Decart’s Oasis 3 is a notable shift not because it makes simulation look better, but because it makes a photorealistic world model feel more usable. The company says the system can generate driving environments in real time, through an API, and is initially aimed at autonomous vehicle teams that need to test rare scenarios at scale. The longer-term pitch reaches into robotics and other physical AI applications.

That matters for operators and engineers because the API-first packaging changes the deployment conversation. Instead of waiting for a closed tool or a bespoke research demo, teams can potentially wire a world model into existing validation workflows and use it as a scenario-generation layer. Decart is also leaning into developer adoption from day one, explicitly framing Oasis 3 as something people can build on top of — a software posture that is familiar in language models, but still relatively new in physical simulation.

The headline price is straightforward: $0.02 per second. That sounds small until it is multiplied by the workloads autonomy and robotics teams actually run. One hour of simulation comes out to about $72. A full day of continuous runtime would reach roughly $1,728. For teams running repetitive regression suites, corner-case generation, or multi-hour scenario sweeps, those numbers can become a line item that needs to be managed, not ignored.

That cost structure has immediate budgeting implications. It encourages teams to think in terms of per-test, per-program, or per-release spend rather than casual exploratory usage. It may also create a split between early-stage teams that can absorb variable usage and larger programs that need predictable simulation budgets. The question is not just whether Oasis 3 is cheaper or faster than alternatives; it is whether it can be inserted into an existing simulation stack without creating a new class of compute and procurement overhead.

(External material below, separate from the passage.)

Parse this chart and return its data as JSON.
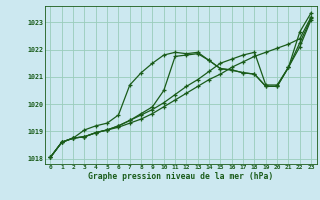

The deployment reality is where the promise gets more complicated. API-based access can accelerate experimentation, but it does not remove the usual integration burden: data pipelines still have to move scenarios in and out cleanly, latency has to fit operational workflows, and outputs have to map onto the rest of the autonomy stack. For teams using a DOS-based optimization stack, that integration layer is especially important. A world model that sits outside the rest of the system can be useful for isolated testing, but much less valuable if it cannot plug into the optimization, evaluation, and iteration loop that teams already depend on.

That is also where caveats from the coverage matter. Oasis 3 may be able to simulate hours of photorealistic driving, but production adoption will depend on more than realism alone. Engineers will want to know how repeatable a given run is, how versioned environments are handled, what latency looks like under load, and how outputs compare across sessions. In simulation-heavy workflows, reproducibility is not a nice-to-have; it is what makes a scenario test worth trusting across teams and time.

For operators, the practical use case is likely to look less like a replacement for existing simulators and more like an additional layer for rare-event testing and scenario coverage. That is especially true in autonomy, where edge cases are expensive to encounter in the real world and costly to recreate. An API-driven world model could make it easier to spin up those tests on demand, but only if the surrounding guardrails are strong enough to support version control, logging, and consistent evaluation criteria.

For investors, Oasis 3 is interesting because it sits at the intersection of two markets that have both been promising and difficult: simulation and physical AI. The company already has a developer community around its real-time video model Lucy, and Oasis 3 extends that base toward driving and eventual robotics use cases. But the size of the opportunity should not be confused with ease of adoption. In physical AI, tooling tends to win only when it gets deeply embedded in the engineering workflow.

That is the real test for the DOS optimization stack and the broader roadmap into robotics. Latency guarantees, ecosystem maturity, and cost control will likely matter more than the raw wow factor of photorealistic output. If Oasis 3 can become a dependable part of a team’s test loop, it may earn a permanent place in autonomy and robotics development. If not, it risks becoming an impressive but specialized capability — valuable for certain scenarios, but not central to deployment.